The removal of physical barriers to teamwork benefited not only the Agile teams but also the business stakeholders they served. Sprint demos became highly anticipated, standing room only events for the business. Coordination of each team’s demos allowed each team to share in each other’s demos raising their awareness of the overall teams’ progress and products. The new space became more than a team space to build working software – it became a space for business people and technical people to congregate, question and debate what they together were building.
Agile Space Teething Pains
Moving from individual cubicles to team rooms was not without its challenges. The rooms each had two walls, a panel of windows on one end but open on the other end. The open end of the rooms created problems with noise and interruptions. The teams could not talk amongst themselves without distracting the other teams and other parts of the office. The open view of the teams in the rooms invited interruptions from those walking by. It would’ve been better if each room was fully enclosed with a door. The team members themselves had to get used to less privacy, less space for their personal things and no individual landline phones. Accommodations also needed to be made to enable virtual face-to-face participation from remote team members.
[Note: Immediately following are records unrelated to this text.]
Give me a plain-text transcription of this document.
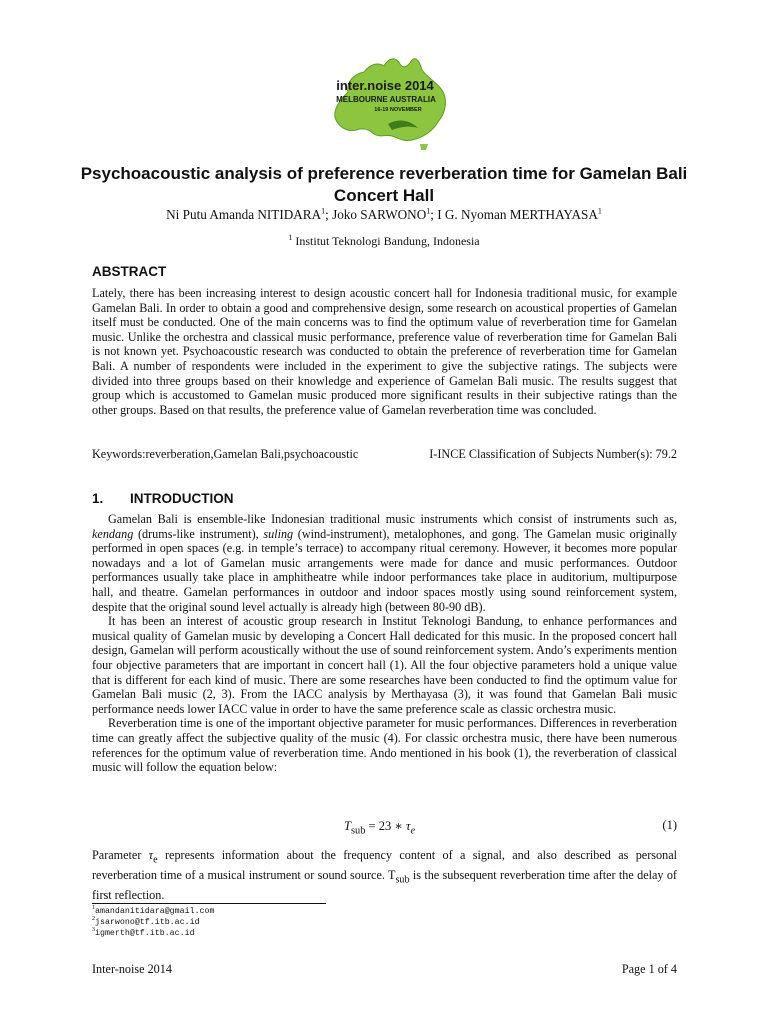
inter.noise 2014
MELBOURNE AUSTRALIA
16-19 NOVEMBER
Psychoacoustic analysis of preference reverberation time for Gamelan Bali Concert Hall
Ni Putu Amanda NITIDARA$^1$; Joko SARWONO$^1$; I G. Nyoman MERTHAYASA$^1$
$^1$ Institut Teknologi Bandung, Indonesia
ABSTRACT

Lately, there has been increasing interest to design acoustic concert hall for Indonesia traditional music, for example Gamelan Bali. In order to obtain a good and comprehensive design, some research on acoustical properties of Gamelan itself must be conducted. One of the main concerns was to find the optimum value of reverberation time for Gamelan music. Unlike the orchestra and classical music performance, preference value of reverberation time for Gamelan Bali is not known yet. Psychoacoustic research was conducted to obtain the preference of reverberation time for Gamelan Bali. A number of respondents were included in the experiment to give the subjective ratings. The subjects were divided into three groups based on their knowledge and experience of Gamelan Bali music. The results suggest that group which is accustomed to Gamelan music produced more significant results in their subjective ratings than the other groups. Based on that results, the preference value of Gamelan reverberation time was concluded.

Keywords:reverberation,Gamelan Bali,psychoacoustic	I-INCE Classification of Subjects Number(s): 79.2
1. INTRODUCTION

Gamelan Bali is ensemble-like Indonesian traditional music instruments which consist of instruments such as, kendang (drums-like instrument), suling (wind-instrument), metalophones, and gong. The Gamelan music originally performed in open spaces (e.g. in temple’s terrace) to accompany ritual ceremony. However, it becomes more popular nowadays and a lot of Gamelan music arrangements were made for dance and music performances. Outdoor performances usually take place in amphitheatre while indoor performances take place in auditorium, multipurpose hall, and theatre. Gamelan performances in outdoor and indoor spaces mostly using sound reinforcement system, despite that the original sound level actually is already high (between 80-90 dB).

It has been an interest of acoustic group research in Institut Teknologi Bandung, to enhance performances and musical quality of Gamelan music by developing a Concert Hall dedicated for this music. In the proposed concert hall design, Gamelan will perform acoustically without the use of sound reinforcement system. Ando’s experiments mention four objective parameters that are important in concert hall (1). All the four objective parameters hold a unique value that is different for each kind of music. There are some researches have been conducted to find the optimum value for Gamelan Bali music (2, 3). From the IACC analysis by Merthayasa (3), it was found that Gamelan Bali music performance needs lower IACC value in order to have the same preference scale as classic orchestra music.

Reverberation time is one of the important objective parameter for music performances. Differences in reverberation time can greatly affect the subjective quality of the music (4). For classic orchestra music, there have been numerous references for the optimum value of reverberation time. Ando mentioned in his book (1), the reverberation of classical music will follow the equation below:

$T_{sub} = 23$ ∗ $\tau_e$	(1)

Parameter $\tau_e$ represents information about the frequency content of a signal, and also described as personal reverberation time of a musical instrument or sound source. $T_{sub}$ is the subsequent reverberation time after the delay of first reflection.

$^1$amandanitidara@gmail.com
$^2$jsarwono@tf.itb.ac.id
$^3$igmerth@tf.itb.ac.id
Inter-noise 2014	Page 1 of 4
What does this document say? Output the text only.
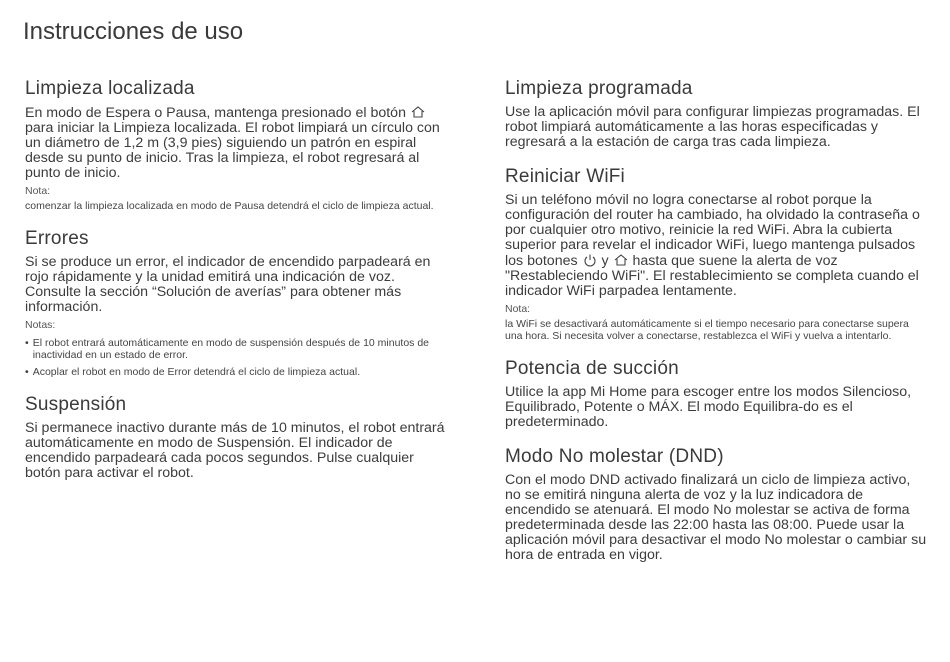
Instrucciones de uso
Limpieza localizada

En modo de Espera o Pausa, mantenga presionado el botón  para iniciar la Limpieza localizada. El robot limpiará un círculo con un diámetro de 1,2 m (3,9 pies) siguiendo un patrón en espiral desde su punto de inicio. Tras la limpieza, el robot regresará al punto de inicio.

Nota:
comenzar la limpieza localizada en modo de Pausa detendrá el ciclo de limpieza actual.
Errores

Si se produce un error, el indicador de encendido parpadeará en rojo rápidamente y la unidad emitirá una indicación de voz. Consulte la sección “Solución de averías” para obtener más información.

Notas:
• El robot entrará automáticamente en modo de suspensión después de 10 minutos de inactividad en un estado de error.
• Acoplar el robot en modo de Error detendrá el ciclo de limpieza actual.
Suspensión

Si permanece inactivo durante más de 10 minutos, el robot entrará automáticamente en modo de Suspensión. El indicador de encendido parpadeará cada pocos segundos. Pulse cualquier botón para activar el robot.

Limpieza programada

Use la aplicación móvil para configurar limpiezas programadas. El robot limpiará automáticamente a las horas especificadas y regresará a la estación de carga tras cada limpieza.

Reiniciar WiFi

Si un teléfono móvil no logra conectarse al robot porque la configuración del router ha cambiado, ha olvidado la contraseña o por cualquier otro motivo, reinicie la red WiFi. Abra la cubierta superior para revelar el indicador WiFi, luego mantenga pulsados los botones y hasta que suene la alerta de voz "Restableciendo WiFi". El restablecimiento se completa cuando el indicador WiFi parpadea lentamente.

Nota:
la WiFi se desactivará automáticamente si el tiempo necesario para conectarse supera una hora. Si necesita volver a conectarse, restablezca el WiFi y vuelva a intentarlo.
Potencia de succión

Utilice la app Mi Home para escoger entre los modos Silencioso, Equilibrado, Potente o MÁX. El modo Equilibra-do es el predeterminado.

Modo No molestar (DND)

Con el modo DND activado finalizará un ciclo de limpieza activo, no se emitirá ninguna alerta de voz y la luz indicadora de encendido se atenuará. El modo No molestar se activa de forma predeterminada desde las 22:00 hasta las 08:00. Puede usar la aplicación móvil para desactivar el modo No molestar o cambiar su hora de entrada en vigor.
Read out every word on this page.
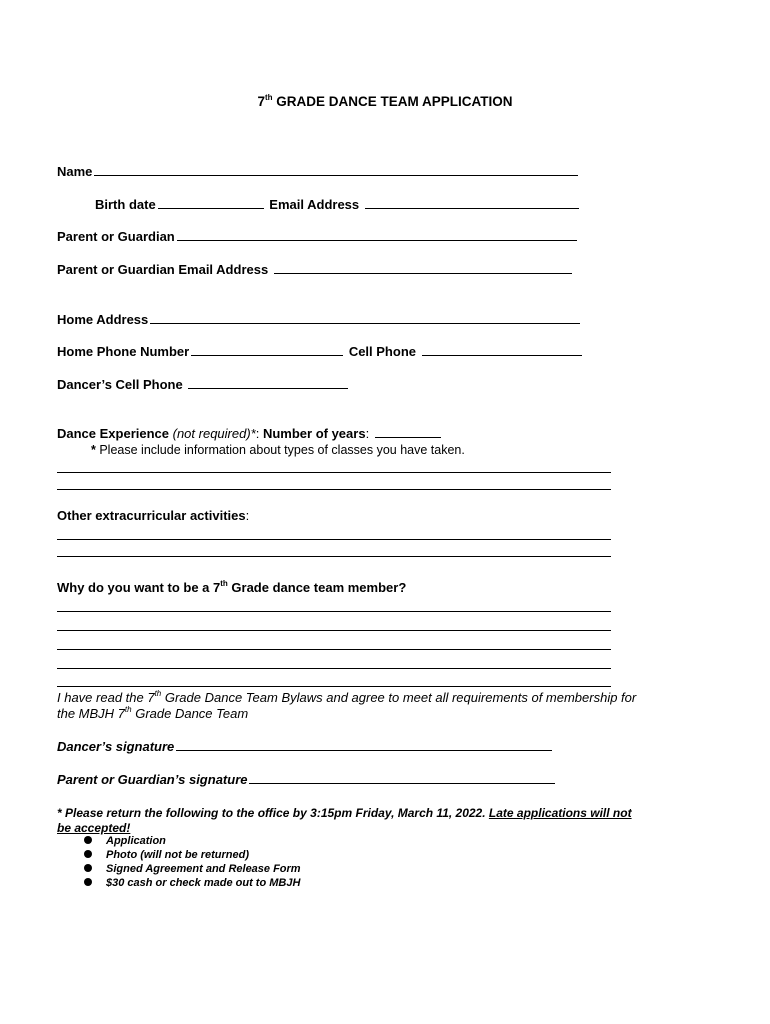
7th GRADE DANCE TEAM APPLICATION
Name
Birth date	Email Address
Parent or Guardian
Parent or Guardian Email Address
Home Address
Home Phone Number	Cell Phone
Dancer’s Cell Phone
Dance Experience (not required)*: Number of years:
* Please include information about types of classes you have taken.
Other extracurricular activities:
Why do you want to be a 7th Grade dance team member?
I have read the 7th Grade Dance Team Bylaws and agree to meet all requirements of membership for
the MBJH 7th Grade Dance Team
Dancer’s signature
Parent or Guardian’s signature
* Please return the following to the office by 3:15pm Friday, March 11, 2022. Late applications will not
be accepted!
Application
Photo (will not be returned)
Signed Agreement and Release Form
$30 cash or check made out to MBJH
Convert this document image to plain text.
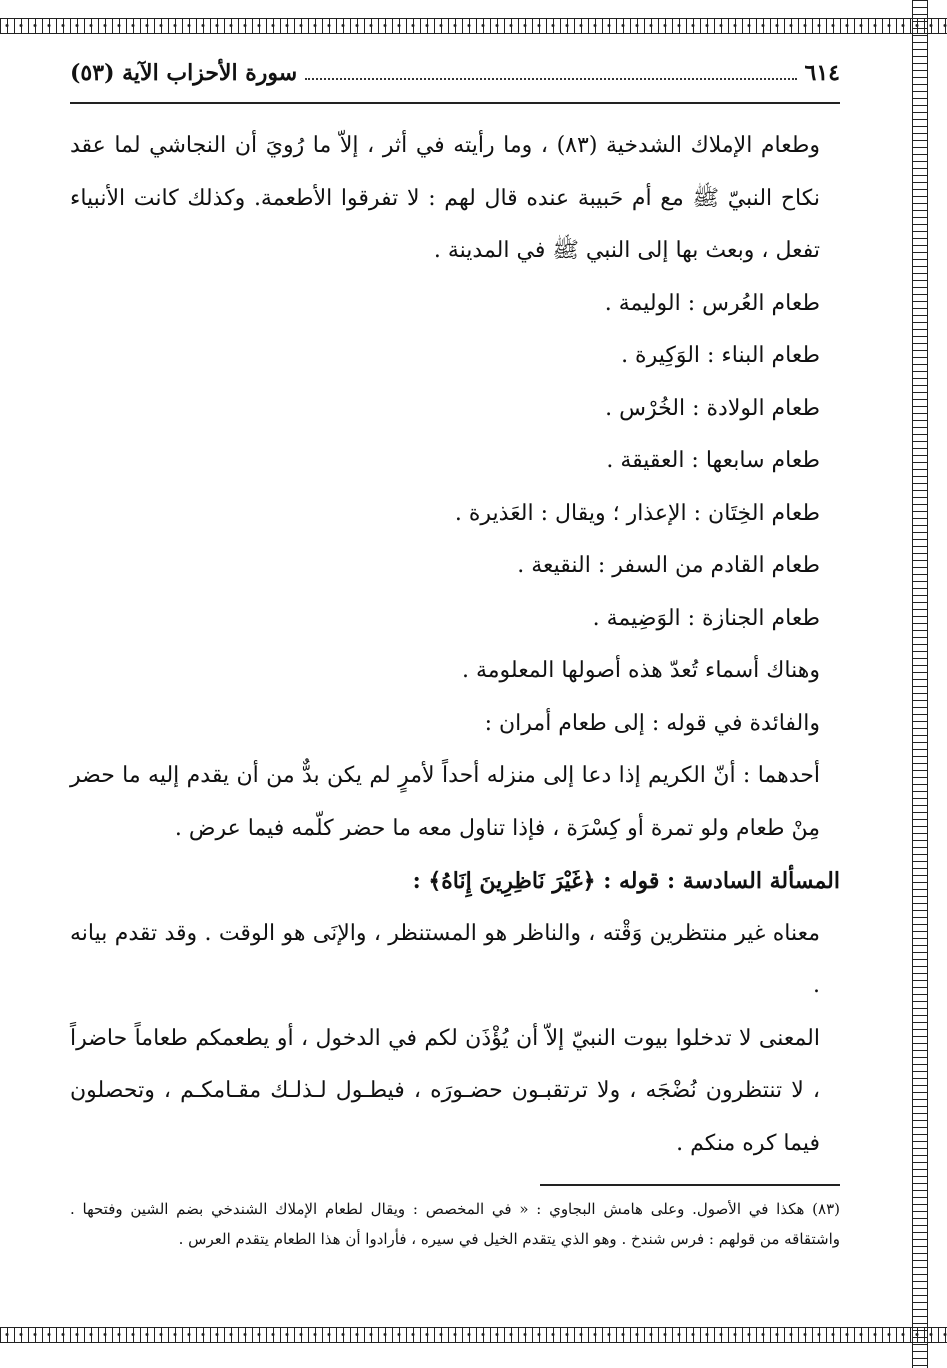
٦١٤
سورة الأحزاب الآية (٥٣)

وطعام الإملاك الشدخية (٨٣) ، وما رأيته في أثر ، إلاّ ما رُويَ أن النجاشي لما عقد نكاح النبيّ ﷺ مع أم حَبيبة عنده قال لهم : لا تفرقوا الأطعمة. وكذلك كانت الأنبياء تفعل ، وبعث بها إلى النبي ﷺ في المدينة .

طعام العُرس : الوليمة .

طعام البناء : الوَكِيرة .

طعام الولادة : الخُرْس .

طعام سابعها : العقيقة .

طعام الخِتَان : الإعذار ؛ ويقال : العَذيرة .

طعام القادم من السفر : النقيعة .

طعام الجنازة : الوَضِيمة .

وهناك أسماء تُعدّ هذه أصولها المعلومة .

والفائدة في قوله : إلى طعام أمران :

أحدهما : أنّ الكريم إذا دعا إلى منزله أحداً لأمرٍ لم يكن بدٌّ من أن يقدم إليه ما حضر مِنْ طعام ولو تمرة أو كِسْرَة ، فإذا تناول معه ما حضر كلّمه فيما عرض .

المسألة السادسة : قوله : ﴿غَيْرَ نَاظِرِينَ إِنَاهُ﴾ :

معناه غير منتظرين وَقْته ، والناظر هو المستنظر ، والإنَى هو الوقت . وقد تقدم بيانه .

المعنى لا تدخلوا بيوت النبيّ إلاّ أن يُؤْذَن لكم في الدخول ، أو يطعمكم طعاماً حاضراً ، لا تنتظرون نُضْجَه ، ولا ترتقبـون حضـورَه ، فيطـول لـذلـك مقـامكـم ، وتحصلون فيما كره منكم .

(٨٣) هكذا في الأصول. وعلى هامش البجاوي : « في المخصص : ويقال لطعام الإملاك الشندخي بضم الشين وفتحها . واشتقاقه من قولهم : فرس شندخ . وهو الذي يتقدم الخيل في سيره ، فأرادوا أن هذا الطعام يتقدم العرس .
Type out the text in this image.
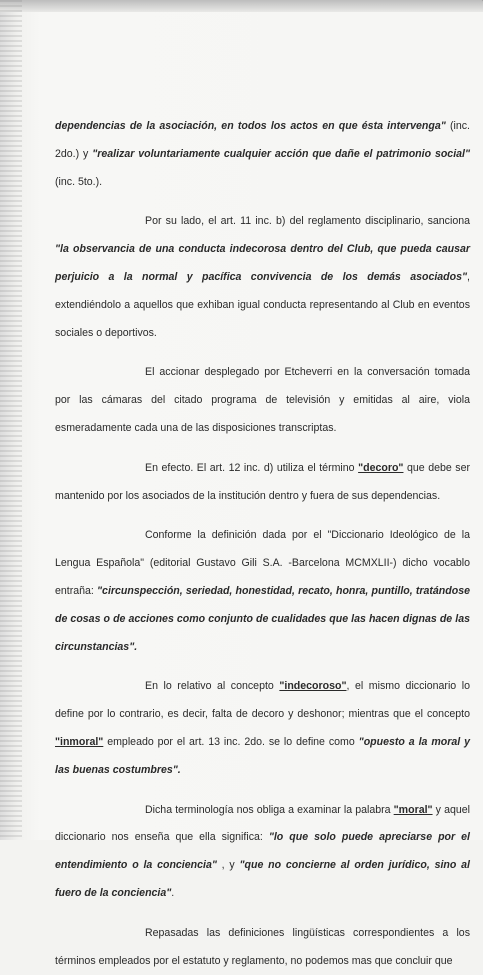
dependencias de la asociación, en todos los actos en que ésta intervenga" (inc. 2do.) y "realizar voluntariamente cualquier acción que dañe el patrimonio social" (inc. 5to.).

Por su lado, el art. 11 inc. b) del reglamento disciplinario, sanciona "la observancia de una conducta indecorosa dentro del Club, que pueda causar perjuicio a la normal y pacífica convivencia de los demás asociados", extendiéndolo a aquellos que exhiban igual conducta representando al Club en eventos sociales o deportivos.

El accionar desplegado por Etcheverri en la conversación tomada por las cámaras del citado programa de televisión y emitidas al aire, viola esmeradamente cada una de las disposiciones transcriptas.

En efecto. El art. 12 inc. d) utiliza el término "decoro" que debe ser mantenido por los asociados de la institución dentro y fuera de sus dependencias.

Conforme la definición dada por el "Diccionario Ideológico de la Lengua Española" (editorial Gustavo Gili S.A. -Barcelona MCMXLII-) dicho vocablo entraña: "circunspección, seriedad, honestidad, recato, honra, puntillo, tratándose de cosas o de acciones como conjunto de cualidades que las hacen dignas de las circunstancias".

En lo relativo al concepto "indecoroso", el mismo diccionario lo define por lo contrario, es decir, falta de decoro y deshonor; mientras que el concepto "inmoral" empleado por el art. 13 inc. 2do. se lo define como "opuesto a la moral y las buenas costumbres".

Dicha terminología nos obliga a examinar la palabra "moral" y aquel diccionario nos enseña que ella significa: "lo que solo puede apreciarse por el entendimiento o la conciencia" , y "que no concierne al orden jurídico, sino al fuero de la conciencia".

Repasadas las definiciones lingüísticas correspondientes a los términos empleados por el estatuto y reglamento, no podemos mas que concluir que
Despite the challenges, the new space for the teams provided many more benefits:
- Colocation of cross-functional team members
- Enabling business people and developers to collaborate and work together face-to-face daily
- Real-time communication and problem-solving
- Faster team gelling and performance
- Fewer meetings and less email
- A place for each team to call and identify as their own
[1] Morgan, Jacob, Driessen Says, Guest Says, and Niclas Lillman Says. “How Distance Impacts Employee Communication and Collaboration.” Jacob Morgan. N.p., 22 Aug. 2012. Web. 04 May 2017.
[2] Isaacson, Walter. Steve Jobs. New York: Simon & Schuster, 2013. Print.
[3] Vance, Ashlee. Elon Musk: How the Billionaire CEO of Tesla, SpaceX, Is Shaping Our Future Future. New York, NY: Ecco, an Imprint of HarperCollinsPublishers, 2015. Web.